OrderGuard | Weihan Long

候选项的顺序本身并不是有意义的信号——但很多 LLM 流水线会在不经意间把它当成信号。

当你用 LLM 从 N 个候选中选 1 个（LLM-as-a-judge、RAG reranking、Agent 的 tool/action selection），只要把同一组候选换个排列顺序，最终赢家就可能改变，导致系统不稳定、评测噪声大、线上难复现。

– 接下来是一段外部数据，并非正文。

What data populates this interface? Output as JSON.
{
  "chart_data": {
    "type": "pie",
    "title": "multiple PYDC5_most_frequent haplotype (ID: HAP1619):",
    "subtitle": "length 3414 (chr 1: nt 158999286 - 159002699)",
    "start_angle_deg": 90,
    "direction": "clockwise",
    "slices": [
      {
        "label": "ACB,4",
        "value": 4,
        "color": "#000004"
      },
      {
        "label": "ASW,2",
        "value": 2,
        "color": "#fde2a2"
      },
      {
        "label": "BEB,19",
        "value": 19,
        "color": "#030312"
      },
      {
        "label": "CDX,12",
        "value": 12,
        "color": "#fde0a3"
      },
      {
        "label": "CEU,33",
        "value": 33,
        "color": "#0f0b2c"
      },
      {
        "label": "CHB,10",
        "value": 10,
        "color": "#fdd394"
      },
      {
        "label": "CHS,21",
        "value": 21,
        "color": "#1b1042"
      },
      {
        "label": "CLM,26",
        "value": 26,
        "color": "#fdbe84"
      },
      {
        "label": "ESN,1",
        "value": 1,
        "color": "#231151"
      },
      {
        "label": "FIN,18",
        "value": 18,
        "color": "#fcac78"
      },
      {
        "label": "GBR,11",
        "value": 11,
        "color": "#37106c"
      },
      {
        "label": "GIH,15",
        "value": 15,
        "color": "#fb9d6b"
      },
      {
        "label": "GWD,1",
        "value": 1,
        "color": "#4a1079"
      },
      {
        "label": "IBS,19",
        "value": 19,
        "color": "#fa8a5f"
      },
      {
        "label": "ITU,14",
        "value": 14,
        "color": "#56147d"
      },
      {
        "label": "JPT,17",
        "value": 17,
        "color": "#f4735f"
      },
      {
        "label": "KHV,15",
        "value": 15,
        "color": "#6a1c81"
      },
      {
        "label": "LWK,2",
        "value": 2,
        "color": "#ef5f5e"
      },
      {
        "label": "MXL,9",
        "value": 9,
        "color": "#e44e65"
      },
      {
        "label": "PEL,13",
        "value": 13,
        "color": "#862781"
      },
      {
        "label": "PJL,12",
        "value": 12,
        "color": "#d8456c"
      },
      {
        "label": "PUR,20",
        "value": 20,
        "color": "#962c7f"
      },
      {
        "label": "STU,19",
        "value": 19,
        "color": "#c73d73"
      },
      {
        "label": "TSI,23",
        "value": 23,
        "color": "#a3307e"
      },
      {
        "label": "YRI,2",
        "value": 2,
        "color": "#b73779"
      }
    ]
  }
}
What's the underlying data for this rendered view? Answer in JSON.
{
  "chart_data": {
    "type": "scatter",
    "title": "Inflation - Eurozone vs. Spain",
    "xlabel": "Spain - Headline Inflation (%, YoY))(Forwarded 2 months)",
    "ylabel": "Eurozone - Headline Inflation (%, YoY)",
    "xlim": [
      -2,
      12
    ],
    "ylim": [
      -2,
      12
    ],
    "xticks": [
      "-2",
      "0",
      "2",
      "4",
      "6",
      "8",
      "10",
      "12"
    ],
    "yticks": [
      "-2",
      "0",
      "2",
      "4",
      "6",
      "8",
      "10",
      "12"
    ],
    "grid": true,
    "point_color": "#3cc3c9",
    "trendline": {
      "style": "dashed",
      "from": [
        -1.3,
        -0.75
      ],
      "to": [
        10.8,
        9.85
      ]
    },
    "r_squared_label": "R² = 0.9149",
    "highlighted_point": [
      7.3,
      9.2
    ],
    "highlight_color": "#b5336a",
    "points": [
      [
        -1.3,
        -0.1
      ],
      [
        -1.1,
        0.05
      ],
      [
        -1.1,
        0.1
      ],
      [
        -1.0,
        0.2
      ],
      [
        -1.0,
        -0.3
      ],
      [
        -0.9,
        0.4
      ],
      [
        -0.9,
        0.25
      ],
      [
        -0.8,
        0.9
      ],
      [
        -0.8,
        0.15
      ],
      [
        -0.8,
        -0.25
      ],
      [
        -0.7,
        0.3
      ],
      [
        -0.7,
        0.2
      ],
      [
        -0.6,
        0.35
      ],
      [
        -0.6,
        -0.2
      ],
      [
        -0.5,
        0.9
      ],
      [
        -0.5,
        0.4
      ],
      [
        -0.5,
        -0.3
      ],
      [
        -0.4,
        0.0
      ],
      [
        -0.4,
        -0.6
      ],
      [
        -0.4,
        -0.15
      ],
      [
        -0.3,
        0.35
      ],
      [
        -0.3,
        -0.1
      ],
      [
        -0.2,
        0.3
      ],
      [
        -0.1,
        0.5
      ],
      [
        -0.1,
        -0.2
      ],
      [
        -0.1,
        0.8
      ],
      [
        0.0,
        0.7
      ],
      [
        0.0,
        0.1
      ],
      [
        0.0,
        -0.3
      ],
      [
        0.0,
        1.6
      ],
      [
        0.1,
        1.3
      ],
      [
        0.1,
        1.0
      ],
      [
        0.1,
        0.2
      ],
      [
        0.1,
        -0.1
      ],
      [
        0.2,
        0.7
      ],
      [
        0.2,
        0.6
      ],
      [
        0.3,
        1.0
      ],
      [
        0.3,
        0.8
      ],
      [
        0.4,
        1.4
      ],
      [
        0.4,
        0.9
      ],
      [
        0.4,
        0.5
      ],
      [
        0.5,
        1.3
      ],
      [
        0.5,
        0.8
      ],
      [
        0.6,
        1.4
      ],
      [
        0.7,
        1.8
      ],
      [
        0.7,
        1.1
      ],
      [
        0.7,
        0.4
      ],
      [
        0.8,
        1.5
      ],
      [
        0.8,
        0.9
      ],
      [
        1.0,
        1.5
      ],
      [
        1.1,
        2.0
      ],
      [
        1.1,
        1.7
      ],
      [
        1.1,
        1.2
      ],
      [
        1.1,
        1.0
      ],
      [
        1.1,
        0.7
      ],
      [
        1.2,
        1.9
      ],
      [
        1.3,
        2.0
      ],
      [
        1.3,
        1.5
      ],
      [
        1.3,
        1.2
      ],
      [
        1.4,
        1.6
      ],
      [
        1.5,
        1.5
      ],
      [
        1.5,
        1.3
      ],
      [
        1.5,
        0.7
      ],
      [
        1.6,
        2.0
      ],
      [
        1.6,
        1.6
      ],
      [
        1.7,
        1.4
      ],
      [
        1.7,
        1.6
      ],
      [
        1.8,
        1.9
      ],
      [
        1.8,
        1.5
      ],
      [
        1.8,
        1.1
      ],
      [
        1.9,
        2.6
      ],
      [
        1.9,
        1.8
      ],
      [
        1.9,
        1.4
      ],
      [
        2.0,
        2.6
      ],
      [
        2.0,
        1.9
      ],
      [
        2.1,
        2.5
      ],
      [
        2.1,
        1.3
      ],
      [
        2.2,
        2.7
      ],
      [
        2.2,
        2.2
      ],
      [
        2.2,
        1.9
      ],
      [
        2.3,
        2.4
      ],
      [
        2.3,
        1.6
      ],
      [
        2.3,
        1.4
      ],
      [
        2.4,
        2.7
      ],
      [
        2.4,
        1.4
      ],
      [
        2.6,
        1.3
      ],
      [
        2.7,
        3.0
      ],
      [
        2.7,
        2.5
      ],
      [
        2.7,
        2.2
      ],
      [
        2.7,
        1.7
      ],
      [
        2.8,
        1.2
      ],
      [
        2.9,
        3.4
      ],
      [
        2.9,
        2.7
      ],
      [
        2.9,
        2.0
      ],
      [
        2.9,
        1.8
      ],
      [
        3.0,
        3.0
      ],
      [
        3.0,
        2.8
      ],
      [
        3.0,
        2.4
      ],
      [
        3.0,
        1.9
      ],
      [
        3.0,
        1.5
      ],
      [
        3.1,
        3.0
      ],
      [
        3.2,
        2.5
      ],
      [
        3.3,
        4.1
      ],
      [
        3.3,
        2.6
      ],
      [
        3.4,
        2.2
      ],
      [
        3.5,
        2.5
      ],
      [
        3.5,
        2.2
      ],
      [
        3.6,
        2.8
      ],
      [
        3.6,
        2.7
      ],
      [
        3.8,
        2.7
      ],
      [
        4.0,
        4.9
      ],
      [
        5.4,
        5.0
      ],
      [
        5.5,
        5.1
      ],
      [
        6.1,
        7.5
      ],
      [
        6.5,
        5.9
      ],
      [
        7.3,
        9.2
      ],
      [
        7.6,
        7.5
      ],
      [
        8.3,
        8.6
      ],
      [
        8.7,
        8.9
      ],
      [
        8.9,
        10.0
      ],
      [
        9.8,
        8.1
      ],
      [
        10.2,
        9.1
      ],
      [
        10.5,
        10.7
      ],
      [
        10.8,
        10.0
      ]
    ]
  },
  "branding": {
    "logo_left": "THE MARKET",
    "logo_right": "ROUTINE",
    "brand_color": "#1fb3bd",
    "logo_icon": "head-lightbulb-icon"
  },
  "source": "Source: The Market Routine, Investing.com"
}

OrderGuard 是一个无需训练的推理期包装器：通过对候选顺序做（近似）置换边缘化（marginalize over permutations），使用强约束的 logprob forced-choice 打分 + 自适应 early-stop，显著降低“顺序敏感性”，并在多选 benchmark 上带来稳定的准确率增益。

核心思想

置换群 group-averaging（推理期不变性）： 把候选顺序当作干扰变量，通过多个置换的打分聚合来边缘化顺序。
低方差设计（LaTIn）： 用位置均衡的循环调度（Latin-square 风格），相比随机置换方差更低。
自适应停止： 用 JS divergence 判断聚合分布是否稳定（阈值触发 early-stop），把更多 test-time compute 分配给“难样本”。

关键结果（Qwen3，可复现）

单次（single-shot）的“从列表里选一个”对重排极其不稳定：只做 10 次随机重排，赢家翻转比例可达 58–75%（视模型而定）。
OrderGuard 在 Qwen3 上把宏平均准确率提升 +2.8 到 +4.6 个百分点，单个数据集最高可到 +7.6pp。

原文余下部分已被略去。